In February 1967 he joined Plymouth Argyle, costing the Devon side £5,000. Dunne was Argyle's player of the season in 1967–68. Pat was a guest player on Rovers' American tour in the summer of 1967 where he was voted goalkeeper of the tournament.

He rejoined Rovers in November 1970. He became the first player to be shown a red card in League of Ireland football when he was sent off on 1 September 1974 in a League Cup match against Shelbourne. During this time he even started taking penalties for the club scoring one against Cork Hibs on 10 December 1972.

Pat Dunne travelled to Japan in September 1975 with the Rovers team that played three matches on that tour and they beat the Japanese international side 3–2 in one of them. He vied with Alan O'Neill for the goalkeeping spot over the next two seasons but when Johnny Giles arrived in the summer of 1977 it wasn't long before Pat was on his way from Rovers. Pat played in Giles' first match in charge in August 1977 but he left during the season and became player-manager of Thurles Town. Later was player-manager at Shelbourne, finally retiring from playing in 1981 after a career stretching some 20 years.
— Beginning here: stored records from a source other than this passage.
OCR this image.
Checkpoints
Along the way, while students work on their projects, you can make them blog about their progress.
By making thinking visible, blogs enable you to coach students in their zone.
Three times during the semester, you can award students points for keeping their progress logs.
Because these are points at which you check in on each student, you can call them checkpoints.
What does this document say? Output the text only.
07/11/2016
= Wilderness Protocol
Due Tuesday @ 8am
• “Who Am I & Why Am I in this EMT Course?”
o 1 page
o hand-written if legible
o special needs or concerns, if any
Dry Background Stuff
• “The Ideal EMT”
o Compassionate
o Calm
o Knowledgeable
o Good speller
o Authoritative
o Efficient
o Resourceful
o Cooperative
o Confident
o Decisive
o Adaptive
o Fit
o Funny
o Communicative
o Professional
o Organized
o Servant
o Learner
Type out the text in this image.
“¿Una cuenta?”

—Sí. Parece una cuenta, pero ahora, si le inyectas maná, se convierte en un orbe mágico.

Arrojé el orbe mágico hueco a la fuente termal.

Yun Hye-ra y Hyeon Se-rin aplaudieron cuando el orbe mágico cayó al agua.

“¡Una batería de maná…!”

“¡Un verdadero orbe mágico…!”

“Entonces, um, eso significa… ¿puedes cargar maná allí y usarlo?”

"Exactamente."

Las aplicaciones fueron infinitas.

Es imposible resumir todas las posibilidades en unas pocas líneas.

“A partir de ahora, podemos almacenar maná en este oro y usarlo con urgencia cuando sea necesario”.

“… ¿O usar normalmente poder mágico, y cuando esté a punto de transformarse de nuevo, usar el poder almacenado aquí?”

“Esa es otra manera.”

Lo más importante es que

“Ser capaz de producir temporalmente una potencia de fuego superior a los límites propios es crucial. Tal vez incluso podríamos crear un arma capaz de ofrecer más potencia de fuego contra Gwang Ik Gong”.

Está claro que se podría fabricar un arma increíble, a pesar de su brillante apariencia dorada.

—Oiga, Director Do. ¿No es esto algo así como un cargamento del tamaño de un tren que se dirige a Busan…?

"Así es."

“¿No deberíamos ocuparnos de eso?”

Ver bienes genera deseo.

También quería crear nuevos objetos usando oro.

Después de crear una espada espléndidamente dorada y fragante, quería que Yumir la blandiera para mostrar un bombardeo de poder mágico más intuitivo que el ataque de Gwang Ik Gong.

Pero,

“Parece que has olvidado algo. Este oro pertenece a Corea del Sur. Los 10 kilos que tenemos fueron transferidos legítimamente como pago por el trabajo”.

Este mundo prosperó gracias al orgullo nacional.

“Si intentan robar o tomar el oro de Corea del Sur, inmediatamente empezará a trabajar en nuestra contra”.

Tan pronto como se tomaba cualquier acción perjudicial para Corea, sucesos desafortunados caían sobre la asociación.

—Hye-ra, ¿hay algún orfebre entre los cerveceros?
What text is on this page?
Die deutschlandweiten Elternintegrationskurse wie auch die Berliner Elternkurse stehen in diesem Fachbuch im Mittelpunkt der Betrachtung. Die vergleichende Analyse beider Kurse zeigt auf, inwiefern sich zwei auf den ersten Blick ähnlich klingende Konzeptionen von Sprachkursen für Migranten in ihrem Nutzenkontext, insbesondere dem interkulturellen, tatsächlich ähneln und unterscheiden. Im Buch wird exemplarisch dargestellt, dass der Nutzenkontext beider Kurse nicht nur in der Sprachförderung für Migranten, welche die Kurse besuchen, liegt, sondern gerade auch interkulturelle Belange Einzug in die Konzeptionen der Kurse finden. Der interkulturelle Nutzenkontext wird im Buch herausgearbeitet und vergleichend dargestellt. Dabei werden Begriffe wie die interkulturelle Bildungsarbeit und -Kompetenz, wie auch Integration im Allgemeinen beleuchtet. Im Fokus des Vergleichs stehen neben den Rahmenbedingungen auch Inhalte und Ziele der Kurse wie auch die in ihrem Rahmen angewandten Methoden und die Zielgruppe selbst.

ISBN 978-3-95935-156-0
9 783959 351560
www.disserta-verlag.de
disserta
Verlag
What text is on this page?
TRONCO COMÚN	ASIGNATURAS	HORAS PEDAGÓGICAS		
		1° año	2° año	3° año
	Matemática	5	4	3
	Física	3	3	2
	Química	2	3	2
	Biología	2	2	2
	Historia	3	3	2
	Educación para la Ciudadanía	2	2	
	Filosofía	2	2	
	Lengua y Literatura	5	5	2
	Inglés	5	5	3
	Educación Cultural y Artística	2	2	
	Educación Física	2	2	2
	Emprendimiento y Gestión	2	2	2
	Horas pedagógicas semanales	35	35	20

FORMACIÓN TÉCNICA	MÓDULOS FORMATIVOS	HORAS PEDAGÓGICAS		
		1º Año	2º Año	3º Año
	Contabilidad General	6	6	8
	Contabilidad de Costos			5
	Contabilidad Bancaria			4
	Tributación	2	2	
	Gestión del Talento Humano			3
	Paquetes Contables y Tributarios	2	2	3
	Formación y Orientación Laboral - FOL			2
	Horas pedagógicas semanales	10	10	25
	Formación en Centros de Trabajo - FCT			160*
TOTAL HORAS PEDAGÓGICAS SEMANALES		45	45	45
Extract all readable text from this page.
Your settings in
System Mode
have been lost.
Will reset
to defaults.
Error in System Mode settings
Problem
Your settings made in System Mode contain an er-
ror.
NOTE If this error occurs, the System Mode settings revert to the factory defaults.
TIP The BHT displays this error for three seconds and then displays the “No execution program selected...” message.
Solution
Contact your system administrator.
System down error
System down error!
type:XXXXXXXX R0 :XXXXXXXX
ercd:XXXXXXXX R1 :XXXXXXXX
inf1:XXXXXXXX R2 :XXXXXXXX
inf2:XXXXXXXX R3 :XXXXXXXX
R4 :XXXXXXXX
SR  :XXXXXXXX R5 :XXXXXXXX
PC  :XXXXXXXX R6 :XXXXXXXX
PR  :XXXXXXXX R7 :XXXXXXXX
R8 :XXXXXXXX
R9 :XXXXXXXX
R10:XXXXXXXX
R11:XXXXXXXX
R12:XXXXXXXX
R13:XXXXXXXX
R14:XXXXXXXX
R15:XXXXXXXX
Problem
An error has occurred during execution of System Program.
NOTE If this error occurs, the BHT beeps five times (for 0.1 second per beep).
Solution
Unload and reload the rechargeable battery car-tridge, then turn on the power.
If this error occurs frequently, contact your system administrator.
On the international front Pat made one Under-23 appearance for his country, against France in 1965. In total he won five full caps, three against Spain, and kept one clean sheet.

Pat's son Derek, also a goalkeeper, played briefly for Waterford United in 1989.

In 2004 Dunne was appointed as goalkeeping coach at Shamrock Rovers. On 5 November 2004, Dunne collapsed on the pitch during the warm up before the match against local rivals Bohemians.

In October 2006 Dunne was sued over allegations of assault.

Dunne died on 25 September 2015 after a short illness.